What does this have to do with theater?

Our inherent loss-averse nature puts us in a mindset where we shudder in fear of losing—audience, money, donations, talent—and make poor decisions because of it. (It’s why some theaters would rather take a gamble on no or free resources for their show (stage management, lighting/set/graphic design) in the hope that it’ll still pay off.) And our over-reliance on recent past events means we focus on the last mistake or triumph to the detriment of the task at hand.

Your last show was a huge success, and audiences were never a problem. Obviously this show will be the same, no need to approach anything differently this time around, you’ll of course have a full-house for the whole run. Sure, your last show was titled “Free Beer”, the cast contained the most popular guy in Old Town, and this is your post-apocalyptic take on Hedda Gabler, but you’ve built a loyal audience, right? And since it was so easy last time, lets just post a Facebook event instead of worrying about promotion.

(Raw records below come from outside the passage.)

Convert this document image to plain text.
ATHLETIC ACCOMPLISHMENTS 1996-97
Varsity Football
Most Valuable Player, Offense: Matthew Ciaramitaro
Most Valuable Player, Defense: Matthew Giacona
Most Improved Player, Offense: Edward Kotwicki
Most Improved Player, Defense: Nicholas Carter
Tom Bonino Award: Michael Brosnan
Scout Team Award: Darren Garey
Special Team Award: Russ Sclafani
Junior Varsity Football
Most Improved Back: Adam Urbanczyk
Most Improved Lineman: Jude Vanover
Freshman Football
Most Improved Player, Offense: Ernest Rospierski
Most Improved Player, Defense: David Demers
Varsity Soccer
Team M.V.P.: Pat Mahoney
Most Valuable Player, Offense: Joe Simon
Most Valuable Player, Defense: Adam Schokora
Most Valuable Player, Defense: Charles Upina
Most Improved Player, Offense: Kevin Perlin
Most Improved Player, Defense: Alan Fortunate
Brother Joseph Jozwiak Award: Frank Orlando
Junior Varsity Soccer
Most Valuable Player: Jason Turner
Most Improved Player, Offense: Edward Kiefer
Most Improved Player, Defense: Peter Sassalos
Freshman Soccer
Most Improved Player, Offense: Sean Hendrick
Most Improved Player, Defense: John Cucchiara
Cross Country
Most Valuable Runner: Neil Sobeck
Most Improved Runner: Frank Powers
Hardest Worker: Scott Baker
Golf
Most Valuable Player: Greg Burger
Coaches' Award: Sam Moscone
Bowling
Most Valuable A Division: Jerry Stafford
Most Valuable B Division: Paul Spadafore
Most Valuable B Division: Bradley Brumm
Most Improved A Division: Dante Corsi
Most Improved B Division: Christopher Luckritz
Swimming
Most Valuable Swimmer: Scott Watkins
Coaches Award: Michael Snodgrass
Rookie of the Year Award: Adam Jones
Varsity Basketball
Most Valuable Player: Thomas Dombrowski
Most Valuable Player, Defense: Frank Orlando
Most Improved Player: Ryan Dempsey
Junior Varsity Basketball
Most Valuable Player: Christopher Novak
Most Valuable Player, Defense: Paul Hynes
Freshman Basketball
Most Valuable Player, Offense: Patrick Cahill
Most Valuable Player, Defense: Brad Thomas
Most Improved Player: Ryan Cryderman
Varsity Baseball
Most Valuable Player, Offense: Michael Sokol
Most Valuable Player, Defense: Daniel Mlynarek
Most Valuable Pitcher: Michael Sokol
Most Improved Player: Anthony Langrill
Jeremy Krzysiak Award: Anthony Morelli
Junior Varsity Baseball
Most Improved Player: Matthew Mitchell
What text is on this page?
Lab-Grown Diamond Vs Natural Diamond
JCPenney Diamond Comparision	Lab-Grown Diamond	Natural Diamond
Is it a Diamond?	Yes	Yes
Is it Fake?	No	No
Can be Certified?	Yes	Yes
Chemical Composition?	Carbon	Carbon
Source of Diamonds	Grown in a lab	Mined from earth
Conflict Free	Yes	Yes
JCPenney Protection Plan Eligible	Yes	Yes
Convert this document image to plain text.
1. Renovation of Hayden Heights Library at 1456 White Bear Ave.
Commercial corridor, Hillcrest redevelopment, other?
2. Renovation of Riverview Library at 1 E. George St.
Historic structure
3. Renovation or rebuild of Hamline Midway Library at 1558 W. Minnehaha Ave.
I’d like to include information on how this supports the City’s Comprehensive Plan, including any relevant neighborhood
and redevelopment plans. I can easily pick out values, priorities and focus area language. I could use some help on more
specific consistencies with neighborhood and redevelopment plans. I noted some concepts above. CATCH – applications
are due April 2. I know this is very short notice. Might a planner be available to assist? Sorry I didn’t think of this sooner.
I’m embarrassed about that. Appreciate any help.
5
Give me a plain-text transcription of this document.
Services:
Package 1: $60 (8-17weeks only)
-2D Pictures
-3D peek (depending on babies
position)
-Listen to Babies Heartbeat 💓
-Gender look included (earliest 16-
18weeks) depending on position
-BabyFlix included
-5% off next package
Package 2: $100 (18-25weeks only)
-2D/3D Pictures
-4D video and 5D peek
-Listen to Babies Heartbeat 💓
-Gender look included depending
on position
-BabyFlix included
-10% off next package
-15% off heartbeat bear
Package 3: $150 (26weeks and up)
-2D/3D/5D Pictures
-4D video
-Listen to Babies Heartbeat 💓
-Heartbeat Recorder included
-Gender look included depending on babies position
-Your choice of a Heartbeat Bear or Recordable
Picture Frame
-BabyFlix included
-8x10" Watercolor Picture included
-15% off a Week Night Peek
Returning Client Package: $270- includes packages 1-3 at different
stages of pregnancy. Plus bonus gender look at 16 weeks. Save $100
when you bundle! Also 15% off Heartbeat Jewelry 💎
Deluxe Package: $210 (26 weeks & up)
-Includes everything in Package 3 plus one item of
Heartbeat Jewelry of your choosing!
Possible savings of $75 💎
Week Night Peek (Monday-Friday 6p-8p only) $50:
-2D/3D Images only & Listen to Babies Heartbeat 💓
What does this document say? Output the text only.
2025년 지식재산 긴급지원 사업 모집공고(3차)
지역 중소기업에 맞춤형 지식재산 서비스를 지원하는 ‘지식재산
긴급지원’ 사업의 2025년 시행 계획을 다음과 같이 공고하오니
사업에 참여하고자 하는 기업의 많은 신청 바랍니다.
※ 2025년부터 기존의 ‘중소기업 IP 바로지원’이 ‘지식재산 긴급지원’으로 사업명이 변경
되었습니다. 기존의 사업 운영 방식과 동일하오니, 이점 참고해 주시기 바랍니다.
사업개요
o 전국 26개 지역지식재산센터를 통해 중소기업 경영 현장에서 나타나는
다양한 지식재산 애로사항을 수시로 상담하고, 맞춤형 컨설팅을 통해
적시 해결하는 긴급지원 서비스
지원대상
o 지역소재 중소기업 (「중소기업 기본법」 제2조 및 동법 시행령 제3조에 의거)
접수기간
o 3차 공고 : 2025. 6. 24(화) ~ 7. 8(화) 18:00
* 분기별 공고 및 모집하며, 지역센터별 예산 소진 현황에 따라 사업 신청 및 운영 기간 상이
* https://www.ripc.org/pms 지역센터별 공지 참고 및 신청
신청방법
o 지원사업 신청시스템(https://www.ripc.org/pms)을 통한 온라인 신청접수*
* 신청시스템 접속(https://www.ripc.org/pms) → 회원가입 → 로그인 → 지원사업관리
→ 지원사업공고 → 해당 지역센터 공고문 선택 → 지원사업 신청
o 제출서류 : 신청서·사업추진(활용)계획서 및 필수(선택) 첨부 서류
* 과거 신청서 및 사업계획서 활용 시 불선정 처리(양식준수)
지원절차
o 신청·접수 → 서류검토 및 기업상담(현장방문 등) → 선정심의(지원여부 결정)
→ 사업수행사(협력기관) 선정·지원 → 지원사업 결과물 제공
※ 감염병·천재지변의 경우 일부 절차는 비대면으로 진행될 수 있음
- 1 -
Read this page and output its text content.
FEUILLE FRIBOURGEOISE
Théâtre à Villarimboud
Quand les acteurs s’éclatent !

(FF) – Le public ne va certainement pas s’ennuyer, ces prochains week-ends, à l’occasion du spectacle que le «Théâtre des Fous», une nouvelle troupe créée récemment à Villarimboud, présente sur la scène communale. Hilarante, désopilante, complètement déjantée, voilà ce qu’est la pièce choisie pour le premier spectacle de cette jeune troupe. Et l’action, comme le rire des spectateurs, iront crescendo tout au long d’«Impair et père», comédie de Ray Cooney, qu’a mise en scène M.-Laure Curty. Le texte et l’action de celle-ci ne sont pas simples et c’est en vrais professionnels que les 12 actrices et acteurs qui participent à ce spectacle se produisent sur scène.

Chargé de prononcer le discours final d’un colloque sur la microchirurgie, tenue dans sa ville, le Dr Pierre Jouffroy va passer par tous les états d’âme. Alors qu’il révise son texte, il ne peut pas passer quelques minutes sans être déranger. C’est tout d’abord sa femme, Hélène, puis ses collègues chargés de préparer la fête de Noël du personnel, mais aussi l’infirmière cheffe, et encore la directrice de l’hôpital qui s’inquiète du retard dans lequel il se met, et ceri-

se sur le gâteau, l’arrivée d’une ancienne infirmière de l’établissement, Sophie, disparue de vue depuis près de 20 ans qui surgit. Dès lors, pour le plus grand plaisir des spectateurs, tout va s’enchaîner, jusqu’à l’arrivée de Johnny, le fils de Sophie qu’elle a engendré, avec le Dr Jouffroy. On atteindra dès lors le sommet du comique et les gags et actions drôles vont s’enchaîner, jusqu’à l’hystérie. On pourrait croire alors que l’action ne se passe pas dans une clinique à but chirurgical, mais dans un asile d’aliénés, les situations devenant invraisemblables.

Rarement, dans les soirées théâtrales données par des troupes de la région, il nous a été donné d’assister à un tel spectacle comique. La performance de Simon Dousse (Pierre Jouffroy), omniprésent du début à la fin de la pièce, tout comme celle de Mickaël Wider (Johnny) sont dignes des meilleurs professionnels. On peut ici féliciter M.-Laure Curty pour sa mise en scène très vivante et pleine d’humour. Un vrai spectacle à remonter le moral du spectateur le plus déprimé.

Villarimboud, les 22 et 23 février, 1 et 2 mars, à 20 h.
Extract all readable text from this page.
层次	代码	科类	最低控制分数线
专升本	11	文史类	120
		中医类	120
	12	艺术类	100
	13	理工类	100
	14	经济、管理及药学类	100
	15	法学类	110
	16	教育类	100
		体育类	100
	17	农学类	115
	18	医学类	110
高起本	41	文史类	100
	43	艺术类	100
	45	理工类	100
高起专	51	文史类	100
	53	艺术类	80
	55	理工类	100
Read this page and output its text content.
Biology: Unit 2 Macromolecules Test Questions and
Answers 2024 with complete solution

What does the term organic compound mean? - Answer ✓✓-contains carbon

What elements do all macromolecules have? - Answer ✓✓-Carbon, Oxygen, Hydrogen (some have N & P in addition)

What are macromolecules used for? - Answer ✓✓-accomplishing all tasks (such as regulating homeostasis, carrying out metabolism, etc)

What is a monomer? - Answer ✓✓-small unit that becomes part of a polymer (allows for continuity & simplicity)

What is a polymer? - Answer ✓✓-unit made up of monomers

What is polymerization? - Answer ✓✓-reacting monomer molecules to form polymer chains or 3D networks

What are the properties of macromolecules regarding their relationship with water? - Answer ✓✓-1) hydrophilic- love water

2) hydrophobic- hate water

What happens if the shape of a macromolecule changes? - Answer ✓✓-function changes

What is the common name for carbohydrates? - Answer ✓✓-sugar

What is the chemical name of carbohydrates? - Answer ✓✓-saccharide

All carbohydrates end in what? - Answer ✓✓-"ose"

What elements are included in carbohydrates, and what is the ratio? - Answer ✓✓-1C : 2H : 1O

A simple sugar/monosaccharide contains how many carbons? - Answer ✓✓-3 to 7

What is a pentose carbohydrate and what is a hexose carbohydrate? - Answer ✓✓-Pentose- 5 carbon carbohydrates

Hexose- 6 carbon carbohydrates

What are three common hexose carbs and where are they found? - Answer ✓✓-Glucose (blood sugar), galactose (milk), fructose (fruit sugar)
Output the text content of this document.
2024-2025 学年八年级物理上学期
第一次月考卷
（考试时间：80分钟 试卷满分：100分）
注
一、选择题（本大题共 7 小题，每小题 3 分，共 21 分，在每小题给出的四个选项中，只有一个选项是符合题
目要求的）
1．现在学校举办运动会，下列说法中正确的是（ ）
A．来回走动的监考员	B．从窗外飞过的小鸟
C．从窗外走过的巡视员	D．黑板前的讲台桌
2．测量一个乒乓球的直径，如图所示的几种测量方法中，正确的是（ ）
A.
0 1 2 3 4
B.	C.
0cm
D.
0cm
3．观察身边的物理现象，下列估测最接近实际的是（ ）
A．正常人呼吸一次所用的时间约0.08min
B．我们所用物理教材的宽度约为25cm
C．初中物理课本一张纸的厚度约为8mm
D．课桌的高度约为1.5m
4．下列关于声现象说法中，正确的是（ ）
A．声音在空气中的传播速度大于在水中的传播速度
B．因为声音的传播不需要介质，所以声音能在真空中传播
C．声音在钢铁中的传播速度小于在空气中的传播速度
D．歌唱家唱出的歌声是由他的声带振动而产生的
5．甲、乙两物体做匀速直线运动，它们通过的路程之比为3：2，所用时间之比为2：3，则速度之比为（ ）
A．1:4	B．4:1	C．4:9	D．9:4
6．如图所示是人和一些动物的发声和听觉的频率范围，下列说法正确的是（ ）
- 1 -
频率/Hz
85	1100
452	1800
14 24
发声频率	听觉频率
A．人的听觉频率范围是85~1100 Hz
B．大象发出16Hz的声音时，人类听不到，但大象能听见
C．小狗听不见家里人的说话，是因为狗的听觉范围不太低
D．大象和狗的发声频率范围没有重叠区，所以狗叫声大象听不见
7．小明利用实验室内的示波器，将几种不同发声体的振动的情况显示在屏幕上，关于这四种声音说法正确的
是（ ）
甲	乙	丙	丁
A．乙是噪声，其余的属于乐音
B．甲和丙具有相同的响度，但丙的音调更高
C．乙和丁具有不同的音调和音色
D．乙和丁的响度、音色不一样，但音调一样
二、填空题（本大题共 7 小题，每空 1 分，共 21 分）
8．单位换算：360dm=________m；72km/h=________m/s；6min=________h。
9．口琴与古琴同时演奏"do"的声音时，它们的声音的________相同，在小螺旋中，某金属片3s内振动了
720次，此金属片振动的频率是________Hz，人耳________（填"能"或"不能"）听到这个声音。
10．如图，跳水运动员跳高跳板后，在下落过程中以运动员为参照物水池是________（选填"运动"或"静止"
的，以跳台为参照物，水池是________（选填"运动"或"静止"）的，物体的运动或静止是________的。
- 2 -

Your new play is great. So great there’s no need to workshop it. Or to get any other opinion. Because you already wrote the ending, and to have to make edits now means a defined loss. Isn’t it totally worth it to take the risk that you’re just awesome, and get it up on stage? If people don’t like it, they can tell you after the show—you’d be happy to do rewrites and then remount it next year. There’s no way you’ll grow more attached and afraid of changing it once you’ve seen it performed.

It’s been 2 months, it’s fundraising time again, better hit those email lists to invite people out to your 15th tetra-annual fundraising event. You weren’t lucky enough to get the Chase money, even though you spammed your email list, unsubscribes be damned. And you’ve already spent it in your head, so it’s time to triple down on the silent auction to recoup some of those perceived losses. And yet no one is clicking “Will Attend” on your Facebook invite – what gives?

What gives is that your audience is made up of monkeys too. And they quickly found out who provided the best tasting grapes for their tokens. They have a relative experience bias too, but they also have something even scarier: a lack of personal investment. Because they see a whole monkey marketplace of theater, and if they didn’t have a personal connection to you guys, then you’re left selling yourself on the merits when their friend is also in a show for another theater company.

Or even worse, we forgot to wear our different colored shirts, and they can’t tell us apart.  That would be really scary. Because then those audiences just approach this like any transaction, and the bad decisions that one company make affects us all.